I’ve been following Jenny Scheinman for a few years now: her frequent Tuesday night sets at Barbes, a small Brooklyn bar and sometimes-jazzclub not far from my house; her side gigs with the likes of Bill Frisell, Jason Moran, and Ben Allison at various clubs in Manhattan; her wry CDs, most notably 12 Songs.

But I’ve never seen her so fiery, so fluent across so many musical styles, or just having so much damn fun as last night at the Village Vanguard, leading a quartet she calls Mayhem & Mischief.

Scheinman’s music has always blended jazz, folk, bluegrass, and blues, with the occasional hint of chamber and rock. But joined by a group that includes electric guitarist Nels Cline (who, of course, plays with Wilco as well as several avant-leaning jazz groups), drummer Jim Black (whose slapdash but disciplined polyrhythms egg everyone on), and bassist Todd Sickafoose (who lays down a tight, mean bassline, assuring his bandmates that they can fly far and high, knowing the tether to earth is secure)—well, it rocks, it’s just thrilling, I haven’t smiled so much at a jazz concert in ages.
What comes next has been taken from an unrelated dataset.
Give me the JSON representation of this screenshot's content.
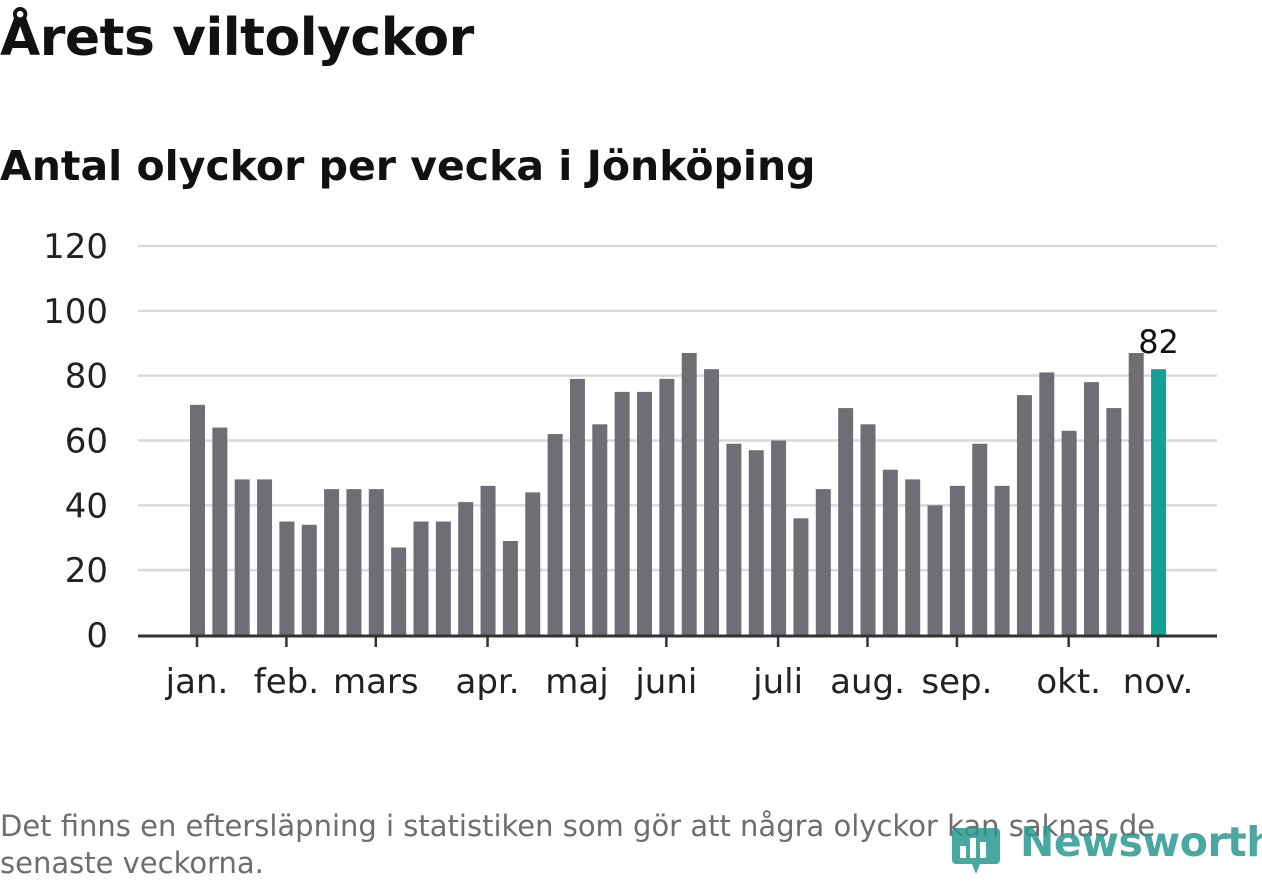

This isn’t the usual sort of “fusion,” which blends jazz and rock (and perhaps another genre or two) into some homogenous soundscape. No, Scheinman & Co. retain each style’s distinctive idiom while somehow clanging, melding, sometimes even seamlessly weaving them together.

Sometimes for instance, Scheinman bows a lovely ballad, Cline wails or strums some slightly off-centered chords or twirls some electronic effects, Black klook-a-mops the trapset, Sickafoose lays down the law—and everybody in the packed Vanguard is tapping his foot and swaying his head (or her foot and head: lots of women in the house).

There’s no noise. This is composed music—all written by Scheinman, much of it in the last few months, intricate enough to demand a top-notch band to make it simmer and boil. This is such a band.

They play through Sunday. Good news for those who can’t make it: Scheinman told me after the set that she’s taking them into a recording studio at the end of the week. Watch out for that album!

COMMENTS
jrmandude's picture

I loved here Americana-folky album. This combination of Americana and Jazz in one musician is cool. Reminds me of the Charlie Haden album. I hope we see more of it.